Bir fotograf var. Ben 22 yaşındayım, o 25. Aşığım. Belki o da benim kadar olmasa da birşeyler hissetmiş. Tanıştığımız gün çekilmiş. Yıllardır birbirimizi tanıyor ve seviyor gibi.
Şimdi ben 25, o ise 28. Aynı fotografın cekilebilmesi belki mümkün değil ama hissettiğim hep aynı o ask. O fotografın o anda olumsuzlestirdigi, ondan sonrasının gelmediği ve hiçbir zaman hayatın aynı olmadıgı bir an.

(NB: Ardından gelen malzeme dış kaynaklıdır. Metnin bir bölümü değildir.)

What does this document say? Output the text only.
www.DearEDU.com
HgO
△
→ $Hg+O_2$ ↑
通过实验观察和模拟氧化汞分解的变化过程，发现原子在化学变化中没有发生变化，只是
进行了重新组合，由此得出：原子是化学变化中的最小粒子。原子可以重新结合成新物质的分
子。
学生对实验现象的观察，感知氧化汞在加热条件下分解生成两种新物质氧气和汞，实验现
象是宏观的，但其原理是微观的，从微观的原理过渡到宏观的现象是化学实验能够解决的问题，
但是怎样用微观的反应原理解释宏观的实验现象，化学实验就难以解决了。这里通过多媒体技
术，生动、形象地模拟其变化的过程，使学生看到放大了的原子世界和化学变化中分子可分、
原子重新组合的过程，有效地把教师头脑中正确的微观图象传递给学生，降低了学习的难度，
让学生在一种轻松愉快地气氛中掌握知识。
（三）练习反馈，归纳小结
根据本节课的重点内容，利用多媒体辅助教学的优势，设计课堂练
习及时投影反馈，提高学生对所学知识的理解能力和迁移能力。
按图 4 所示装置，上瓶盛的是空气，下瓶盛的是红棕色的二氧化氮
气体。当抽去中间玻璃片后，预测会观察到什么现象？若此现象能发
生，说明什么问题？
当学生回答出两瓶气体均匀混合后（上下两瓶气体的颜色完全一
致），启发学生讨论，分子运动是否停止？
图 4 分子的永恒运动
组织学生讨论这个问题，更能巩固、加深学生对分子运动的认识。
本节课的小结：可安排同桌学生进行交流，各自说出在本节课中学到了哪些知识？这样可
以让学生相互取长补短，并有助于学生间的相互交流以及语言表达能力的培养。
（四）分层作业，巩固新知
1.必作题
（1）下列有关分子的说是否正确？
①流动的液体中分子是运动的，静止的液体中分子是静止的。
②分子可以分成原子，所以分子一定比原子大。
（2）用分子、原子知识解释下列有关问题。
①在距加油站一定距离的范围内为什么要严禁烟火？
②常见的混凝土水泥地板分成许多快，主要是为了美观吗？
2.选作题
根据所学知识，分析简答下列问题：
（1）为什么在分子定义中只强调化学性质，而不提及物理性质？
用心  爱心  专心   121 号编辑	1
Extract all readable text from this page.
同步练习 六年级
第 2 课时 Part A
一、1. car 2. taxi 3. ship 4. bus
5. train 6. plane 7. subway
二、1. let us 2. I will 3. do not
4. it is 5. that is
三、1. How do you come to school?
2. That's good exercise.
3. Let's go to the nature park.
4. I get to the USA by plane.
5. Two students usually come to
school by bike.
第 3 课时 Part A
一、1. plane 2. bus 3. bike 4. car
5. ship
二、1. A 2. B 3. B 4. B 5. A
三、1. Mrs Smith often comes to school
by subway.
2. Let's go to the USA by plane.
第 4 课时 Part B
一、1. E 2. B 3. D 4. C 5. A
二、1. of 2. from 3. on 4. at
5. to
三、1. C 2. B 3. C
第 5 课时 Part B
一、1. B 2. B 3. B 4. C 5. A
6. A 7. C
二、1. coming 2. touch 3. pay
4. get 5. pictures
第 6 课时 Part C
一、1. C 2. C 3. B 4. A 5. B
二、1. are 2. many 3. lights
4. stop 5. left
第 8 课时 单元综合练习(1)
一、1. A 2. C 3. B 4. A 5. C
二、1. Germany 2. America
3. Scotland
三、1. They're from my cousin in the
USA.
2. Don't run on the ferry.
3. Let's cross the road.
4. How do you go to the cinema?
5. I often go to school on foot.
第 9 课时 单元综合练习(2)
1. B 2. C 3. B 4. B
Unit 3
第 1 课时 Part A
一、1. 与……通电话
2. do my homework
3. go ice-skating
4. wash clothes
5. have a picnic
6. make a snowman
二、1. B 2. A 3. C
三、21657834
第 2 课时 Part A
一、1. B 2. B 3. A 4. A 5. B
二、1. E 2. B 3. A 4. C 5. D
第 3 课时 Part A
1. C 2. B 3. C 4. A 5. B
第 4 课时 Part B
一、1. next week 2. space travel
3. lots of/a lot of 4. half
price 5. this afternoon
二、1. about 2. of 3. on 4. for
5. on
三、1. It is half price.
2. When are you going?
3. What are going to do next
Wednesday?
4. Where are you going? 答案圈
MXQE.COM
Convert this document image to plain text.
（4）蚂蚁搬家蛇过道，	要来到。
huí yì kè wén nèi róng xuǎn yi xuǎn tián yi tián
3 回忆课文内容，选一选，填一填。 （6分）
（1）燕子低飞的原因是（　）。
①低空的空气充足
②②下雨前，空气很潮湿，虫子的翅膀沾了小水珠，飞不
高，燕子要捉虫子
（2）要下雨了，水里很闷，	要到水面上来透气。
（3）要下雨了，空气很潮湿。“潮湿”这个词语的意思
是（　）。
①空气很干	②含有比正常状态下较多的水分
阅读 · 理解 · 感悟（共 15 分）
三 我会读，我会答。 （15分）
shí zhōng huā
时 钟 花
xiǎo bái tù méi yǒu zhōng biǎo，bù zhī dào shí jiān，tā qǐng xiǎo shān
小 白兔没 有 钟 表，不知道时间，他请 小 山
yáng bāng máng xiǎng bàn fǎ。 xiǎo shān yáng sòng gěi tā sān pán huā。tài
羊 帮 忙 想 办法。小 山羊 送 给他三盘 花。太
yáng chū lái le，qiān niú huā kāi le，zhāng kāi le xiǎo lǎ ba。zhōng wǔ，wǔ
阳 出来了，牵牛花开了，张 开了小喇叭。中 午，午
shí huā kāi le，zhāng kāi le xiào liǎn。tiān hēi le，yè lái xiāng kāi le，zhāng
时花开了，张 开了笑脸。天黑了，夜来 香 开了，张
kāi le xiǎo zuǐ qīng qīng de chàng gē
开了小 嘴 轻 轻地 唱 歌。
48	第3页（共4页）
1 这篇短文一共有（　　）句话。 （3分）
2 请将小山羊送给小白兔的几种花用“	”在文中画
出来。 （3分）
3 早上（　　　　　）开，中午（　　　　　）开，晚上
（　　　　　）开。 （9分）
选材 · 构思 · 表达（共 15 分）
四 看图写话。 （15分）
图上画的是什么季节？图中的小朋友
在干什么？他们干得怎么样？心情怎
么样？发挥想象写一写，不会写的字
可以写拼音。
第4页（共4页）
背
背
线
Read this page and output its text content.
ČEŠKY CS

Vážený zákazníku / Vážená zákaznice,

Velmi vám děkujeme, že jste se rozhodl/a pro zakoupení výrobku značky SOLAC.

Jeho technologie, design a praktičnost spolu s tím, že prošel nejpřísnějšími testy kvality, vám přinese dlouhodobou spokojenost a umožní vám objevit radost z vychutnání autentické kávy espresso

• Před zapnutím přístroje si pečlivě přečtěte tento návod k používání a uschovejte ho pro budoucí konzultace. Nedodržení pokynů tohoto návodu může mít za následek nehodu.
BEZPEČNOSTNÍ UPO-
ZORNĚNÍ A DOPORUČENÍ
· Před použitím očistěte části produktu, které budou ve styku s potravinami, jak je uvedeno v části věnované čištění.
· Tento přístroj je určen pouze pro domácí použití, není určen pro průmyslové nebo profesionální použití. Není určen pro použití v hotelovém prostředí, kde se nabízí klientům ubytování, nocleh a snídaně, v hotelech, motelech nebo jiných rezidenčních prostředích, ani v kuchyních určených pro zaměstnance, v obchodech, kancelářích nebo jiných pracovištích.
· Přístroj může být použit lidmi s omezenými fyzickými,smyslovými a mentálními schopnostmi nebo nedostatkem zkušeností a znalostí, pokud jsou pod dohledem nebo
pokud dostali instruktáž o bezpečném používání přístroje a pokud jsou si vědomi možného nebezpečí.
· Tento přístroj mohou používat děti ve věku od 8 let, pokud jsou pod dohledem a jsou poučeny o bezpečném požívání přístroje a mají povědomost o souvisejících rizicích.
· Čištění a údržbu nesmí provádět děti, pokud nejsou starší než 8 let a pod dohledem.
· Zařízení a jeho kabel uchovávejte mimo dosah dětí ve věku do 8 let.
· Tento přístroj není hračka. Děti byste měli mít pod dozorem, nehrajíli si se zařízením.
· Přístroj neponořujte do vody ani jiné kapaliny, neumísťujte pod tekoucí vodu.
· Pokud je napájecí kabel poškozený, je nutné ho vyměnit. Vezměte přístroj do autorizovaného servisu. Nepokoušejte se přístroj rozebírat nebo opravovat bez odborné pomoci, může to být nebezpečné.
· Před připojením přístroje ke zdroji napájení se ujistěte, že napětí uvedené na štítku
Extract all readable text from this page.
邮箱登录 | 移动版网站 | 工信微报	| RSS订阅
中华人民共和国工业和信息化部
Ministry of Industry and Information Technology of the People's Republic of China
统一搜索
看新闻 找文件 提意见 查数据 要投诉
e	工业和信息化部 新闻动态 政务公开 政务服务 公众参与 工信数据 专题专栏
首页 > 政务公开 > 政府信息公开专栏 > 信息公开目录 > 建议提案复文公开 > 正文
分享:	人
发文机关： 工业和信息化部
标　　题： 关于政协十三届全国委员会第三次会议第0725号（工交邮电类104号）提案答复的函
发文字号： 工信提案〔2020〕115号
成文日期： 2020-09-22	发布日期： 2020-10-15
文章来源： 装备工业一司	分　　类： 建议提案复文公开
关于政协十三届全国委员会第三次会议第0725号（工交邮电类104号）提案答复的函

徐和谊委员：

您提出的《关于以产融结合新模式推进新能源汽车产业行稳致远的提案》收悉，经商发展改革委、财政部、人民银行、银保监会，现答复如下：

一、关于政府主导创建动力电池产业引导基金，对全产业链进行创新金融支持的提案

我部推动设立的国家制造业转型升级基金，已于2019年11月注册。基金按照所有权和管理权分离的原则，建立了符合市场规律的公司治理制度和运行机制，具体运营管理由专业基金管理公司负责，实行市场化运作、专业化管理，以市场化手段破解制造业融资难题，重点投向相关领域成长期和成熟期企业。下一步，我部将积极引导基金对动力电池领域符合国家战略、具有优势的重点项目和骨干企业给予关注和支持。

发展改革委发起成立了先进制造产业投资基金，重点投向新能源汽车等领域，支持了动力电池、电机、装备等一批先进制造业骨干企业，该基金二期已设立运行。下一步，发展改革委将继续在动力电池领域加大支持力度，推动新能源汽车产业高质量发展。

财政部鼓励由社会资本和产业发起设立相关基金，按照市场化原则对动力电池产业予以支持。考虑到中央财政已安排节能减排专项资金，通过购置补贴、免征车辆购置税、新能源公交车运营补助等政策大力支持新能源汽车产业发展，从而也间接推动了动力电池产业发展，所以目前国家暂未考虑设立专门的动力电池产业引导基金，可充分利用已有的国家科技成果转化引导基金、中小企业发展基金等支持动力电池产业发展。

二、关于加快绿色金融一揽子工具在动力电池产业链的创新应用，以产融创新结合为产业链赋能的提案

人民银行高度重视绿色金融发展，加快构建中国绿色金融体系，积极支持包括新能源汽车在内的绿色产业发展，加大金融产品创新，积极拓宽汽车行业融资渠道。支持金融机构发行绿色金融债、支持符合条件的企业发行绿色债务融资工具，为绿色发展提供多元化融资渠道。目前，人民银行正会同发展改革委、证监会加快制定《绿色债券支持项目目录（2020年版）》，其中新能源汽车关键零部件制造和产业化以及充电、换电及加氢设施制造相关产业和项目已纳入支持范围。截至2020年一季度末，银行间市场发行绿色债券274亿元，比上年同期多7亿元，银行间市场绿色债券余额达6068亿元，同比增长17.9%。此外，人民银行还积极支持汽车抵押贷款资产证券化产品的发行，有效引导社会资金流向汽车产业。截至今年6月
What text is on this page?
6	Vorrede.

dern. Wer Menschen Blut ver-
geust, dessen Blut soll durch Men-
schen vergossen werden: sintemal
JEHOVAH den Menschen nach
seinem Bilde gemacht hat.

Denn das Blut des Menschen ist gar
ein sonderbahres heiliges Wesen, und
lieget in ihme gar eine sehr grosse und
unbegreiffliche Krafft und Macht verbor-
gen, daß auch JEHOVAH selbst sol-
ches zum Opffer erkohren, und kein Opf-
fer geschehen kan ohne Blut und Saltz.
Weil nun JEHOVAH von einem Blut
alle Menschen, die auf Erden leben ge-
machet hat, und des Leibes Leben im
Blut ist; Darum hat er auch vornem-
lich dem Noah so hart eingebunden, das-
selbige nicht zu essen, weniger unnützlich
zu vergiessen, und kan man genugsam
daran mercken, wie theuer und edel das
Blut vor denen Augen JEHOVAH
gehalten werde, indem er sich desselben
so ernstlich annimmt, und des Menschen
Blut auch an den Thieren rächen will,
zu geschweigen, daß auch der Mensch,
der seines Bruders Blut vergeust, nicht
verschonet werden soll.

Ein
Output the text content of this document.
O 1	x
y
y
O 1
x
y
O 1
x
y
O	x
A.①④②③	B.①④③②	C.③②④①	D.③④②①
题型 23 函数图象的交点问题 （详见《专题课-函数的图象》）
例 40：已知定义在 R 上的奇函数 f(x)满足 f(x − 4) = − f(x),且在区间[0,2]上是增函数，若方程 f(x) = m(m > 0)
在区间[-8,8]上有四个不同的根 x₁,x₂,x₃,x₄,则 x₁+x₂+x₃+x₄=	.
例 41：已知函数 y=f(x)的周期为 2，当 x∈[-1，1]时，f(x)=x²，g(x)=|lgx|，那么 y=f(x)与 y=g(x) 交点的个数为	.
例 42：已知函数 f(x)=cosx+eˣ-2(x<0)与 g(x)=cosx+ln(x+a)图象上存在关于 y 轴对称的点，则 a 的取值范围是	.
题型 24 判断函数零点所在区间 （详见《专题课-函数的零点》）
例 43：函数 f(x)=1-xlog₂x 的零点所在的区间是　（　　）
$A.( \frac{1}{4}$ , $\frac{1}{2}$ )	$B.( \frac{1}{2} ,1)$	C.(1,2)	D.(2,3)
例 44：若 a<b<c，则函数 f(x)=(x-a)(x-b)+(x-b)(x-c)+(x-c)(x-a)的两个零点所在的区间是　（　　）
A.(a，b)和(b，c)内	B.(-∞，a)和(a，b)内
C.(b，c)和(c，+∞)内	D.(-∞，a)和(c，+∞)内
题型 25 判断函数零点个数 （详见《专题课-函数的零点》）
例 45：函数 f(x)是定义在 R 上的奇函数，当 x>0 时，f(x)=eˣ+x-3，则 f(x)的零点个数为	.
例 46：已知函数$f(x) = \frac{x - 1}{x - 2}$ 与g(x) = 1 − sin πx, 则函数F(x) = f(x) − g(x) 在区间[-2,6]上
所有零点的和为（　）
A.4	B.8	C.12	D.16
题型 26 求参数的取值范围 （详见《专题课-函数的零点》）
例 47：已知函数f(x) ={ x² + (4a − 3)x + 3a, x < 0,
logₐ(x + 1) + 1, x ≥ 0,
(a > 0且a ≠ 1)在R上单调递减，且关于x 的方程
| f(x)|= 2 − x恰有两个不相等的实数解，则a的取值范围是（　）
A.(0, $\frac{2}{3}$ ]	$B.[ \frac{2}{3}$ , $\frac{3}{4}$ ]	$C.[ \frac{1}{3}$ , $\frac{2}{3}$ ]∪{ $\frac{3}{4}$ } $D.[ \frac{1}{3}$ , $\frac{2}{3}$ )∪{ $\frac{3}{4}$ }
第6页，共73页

O fotograf hayatın değiştiği an, Askin kesfedildigi an. Bu yüzden iste belki de fotograflar ölümsüz.

14 Ocak 2012 Cumartesi

Canımı sıkan Taksim'in ortasında düşmek değil aslında. Canımı sıkan Taksim'in ortasında yalnız düşmek. İyi misin diye soran yabancılar bile iyi aslında ama iyi misin diyen bi tanıdığın olmaması üzdü belki de beni bilmiyorum. Yoksa düzeyim kalkayım cok da önemli değil. Sadece bu siktiru boktan sehirde yalnız oldugunu, ama evet biliyorum aslında yalnız değilim, bilmek, en azından öyle hissetmek koyuyo insana. Hem de cok. Evet bunları alt tarafı bi düşme yüzünden yazıyorum ama yine de bilmiyorum bu sehir, bu insanlar hep uzaklaştırıyor beni. Sanki başka bi yerde başka bisey olurmuş gibi. Biliyorum olmayacak. Ve biliyorum oralarda kendimi daha da yalni hissedeceğim belki de. Ama su anda hissettigim bu. Ve yapabileceğim başka hiçbir şey yok. Üzgünüm.